As one vet put it about seeing bodies with lungs or guts on the outside, "It was a fantastic exhibition of anatomy." How's that for a positive spin about seeing so much carnage?

And don't get me started on the ubiquity of bad teeth or seeing the Scottish regiments in kilts, marching onto the battlefield with bagpipes and who knows how little underneath.

Yet another winning decision was to have a forensic lip-reader transcribe what men were saying when their lips are moving so that British actors (of the correct dialect for the unit) could dub in the dialog. As for what the men were doing while they were in the trenches, that was left to the vets in the voice-over.

Answer: thinking deeply and, because most of them were 14 -19 years old, telling dirty stories.

And because these were British soldiers fighting on the Western Front, they were always looking for a way to get hot water for a cuppa tea. Solutions included using the hot water from their water-cooled machine guns or from a locomotive engine.

For the scenes set during battle, Jackson had no actual footage (obvi), so he used illustrations from War Illustrated, a weekly paper during the war that used artists' sketches to keep the home front abreast of the fighting. Conveniently, Peter had several hundred of them at home. As it happened, he also had an extensive collection of WW I uniforms, which came in handy when the digital team was colorizing the onscreen uniforms.

"I also had a few pieces of WW I artillery, as you do," he deadpanned, saying they used it to reproduce the sounds of them being fired.

And not to sound like an idiot, but I'd never considered the origins of the phrase "the walking wounded" until seeing tonight's footage of bleeding and broken men somehow able to walk to the unit's next destination.

It was fascinating hearing these veterans talk about how they bore no malice to the Germans they were fighting. "They were just doing what they were told, just like we were," one observed. There was even footage of the German and British troops laughing and trying on each other's hats once the ceasefire had been declared.

Even the soundtrack, aside from the voice-over, was expertly done. If a soldier in the screen lit a cigarette (because these boys smoked constantly), there was the sound of a match striking. If someone joked and you saw laughter, there was the sound of laughter. Eerie for otherwise silent footage.

Most of the soldiers had joined the army as teenagers, so it was all they knew, making the transition to civilian life very difficult even with the free wool suit the army supplied them with on discharge.
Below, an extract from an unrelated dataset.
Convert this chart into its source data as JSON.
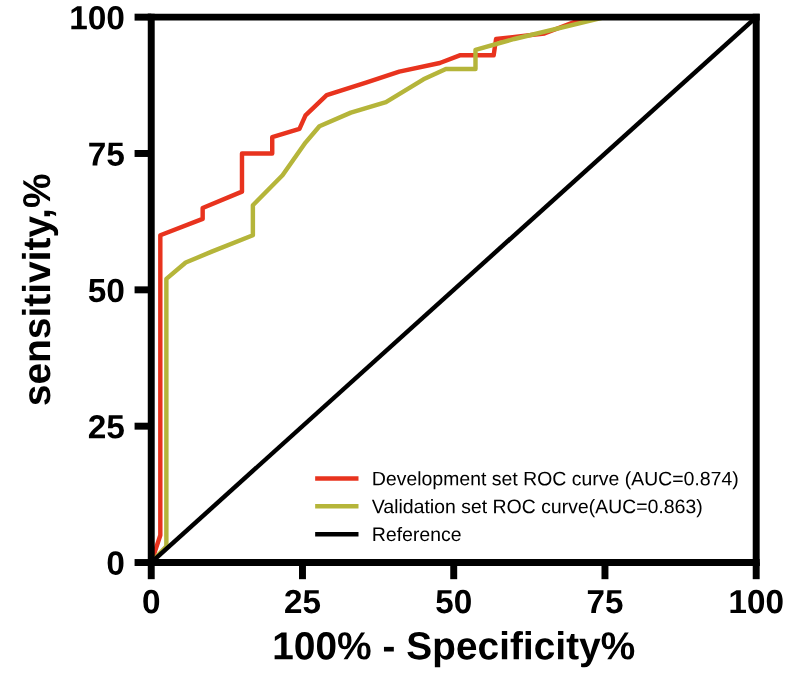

Several said they were too far gone and too exhausted for the real world and no one wanted to talk about the war once it was over. Employers made it even clearer, posting ads that read, "No servicemen need apply."
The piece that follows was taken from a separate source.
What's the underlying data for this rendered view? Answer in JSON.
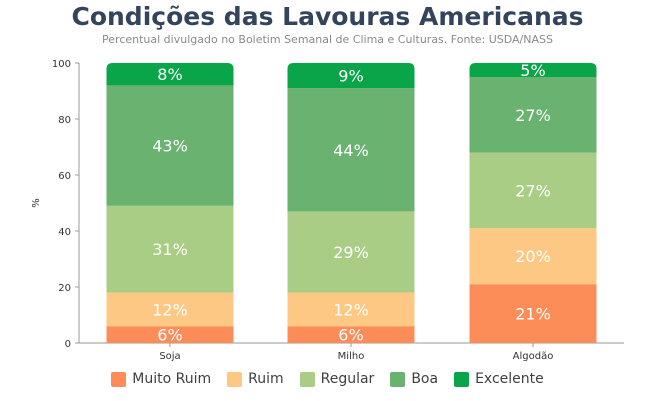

Sounds like we're not the only country to mistreat its returning warriors.

When the film ended, I was gratified to see the extensive listing of all the men who had been interviewed, along with their units. Next came a credit thanking the oral historians who'd captured their memories.

But what really surprised me was that all but a half dozen people in the theater got up and left while the credits were playing. How in the hell do you watch a technological masterpiece like that and not be curious about how it came to be?
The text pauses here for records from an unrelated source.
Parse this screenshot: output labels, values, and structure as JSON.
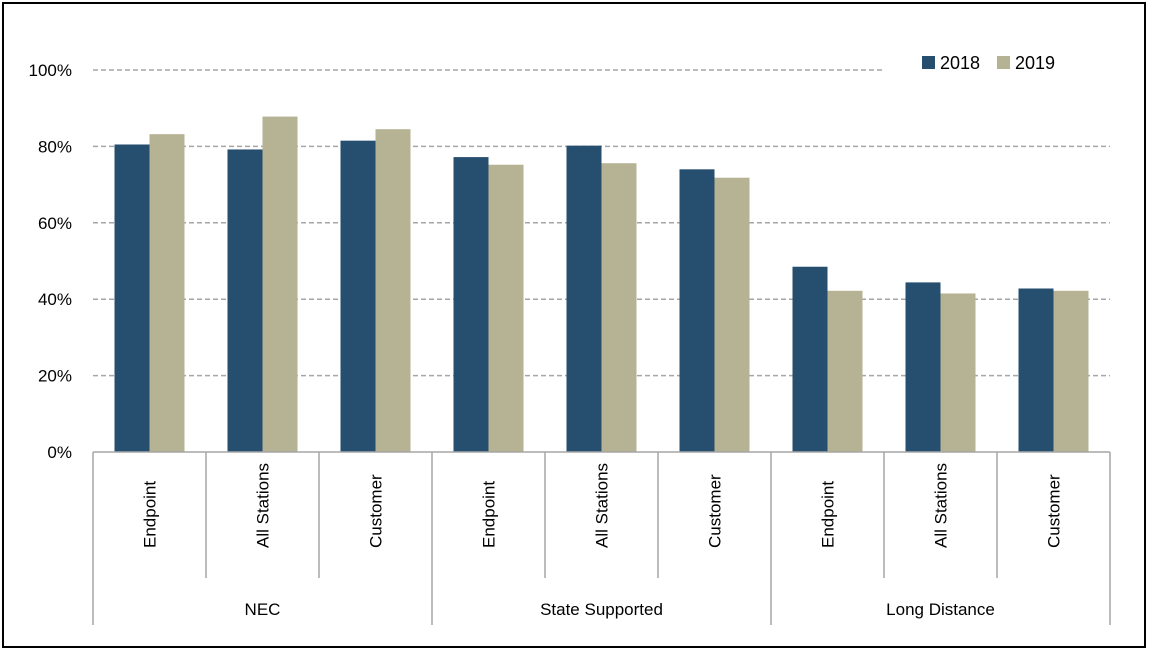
{
  "chart_data": {
    "type": "bar",
    "groups": [
      {
        "label": "NEC",
        "categories": [
          "Endpoint",
          "All Stations",
          "Customer"
        ]
      },
      {
        "label": "State Supported",
        "categories": [
          "Endpoint",
          "All Stations",
          "Customer"
        ]
      },
      {
        "label": "Long Distance",
        "categories": [
          "Endpoint",
          "All Stations",
          "Customer"
        ]
      }
    ],
    "series": [
      {
        "name": "2018",
        "color": "#264e6e",
        "values": [
          80.5,
          79.2,
          81.5,
          77.2,
          80.2,
          74.0,
          48.5,
          44.4,
          42.8
        ]
      },
      {
        "name": "2019",
        "color": "#b5b393",
        "values": [
          83.2,
          87.8,
          84.5,
          75.2,
          75.6,
          71.8,
          42.2,
          41.5,
          42.2
        ]
      }
    ],
    "ylim": [
      0,
      100
    ],
    "yticks": [
      0,
      20,
      40,
      60,
      80,
      100
    ],
    "ytick_labels": [
      "0%",
      "20%",
      "40%",
      "60%",
      "80%",
      "100%"
    ],
    "grid": true,
    "legend_position": "top-right"
  }
}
My new hero Peter talked about restoring and cleaning up the 100-year old film to the point that it was so concise that he was able to zoom in on lesser tableaux and blow them up as details. So while the original cameraman had been filming mortar going off, Peter showed us soldiers being shot, their horses falling over in the process.

He talked about how his goal had been to tell one small story from the many of that war, specifically that of an average British soldier and his feelings and thoughts. So we saw a battle-fatigued soldier marching, his hand trembling uncontrollably, saw men sleeping in cubbyholes created between sandbags 100 yards from the front with shells whizzing overhead and saw men with bandaged faces, their bloody mouths the only recognizable feature on their entire faces.

As I sat there watching the film, it occurred to me that brilliance of it was that it was a film for non-history types, but Peter clarified that even further, saying it was a film made by a non-historian for non-historians.

And, when you get right down to it, made for a documentary dork like me.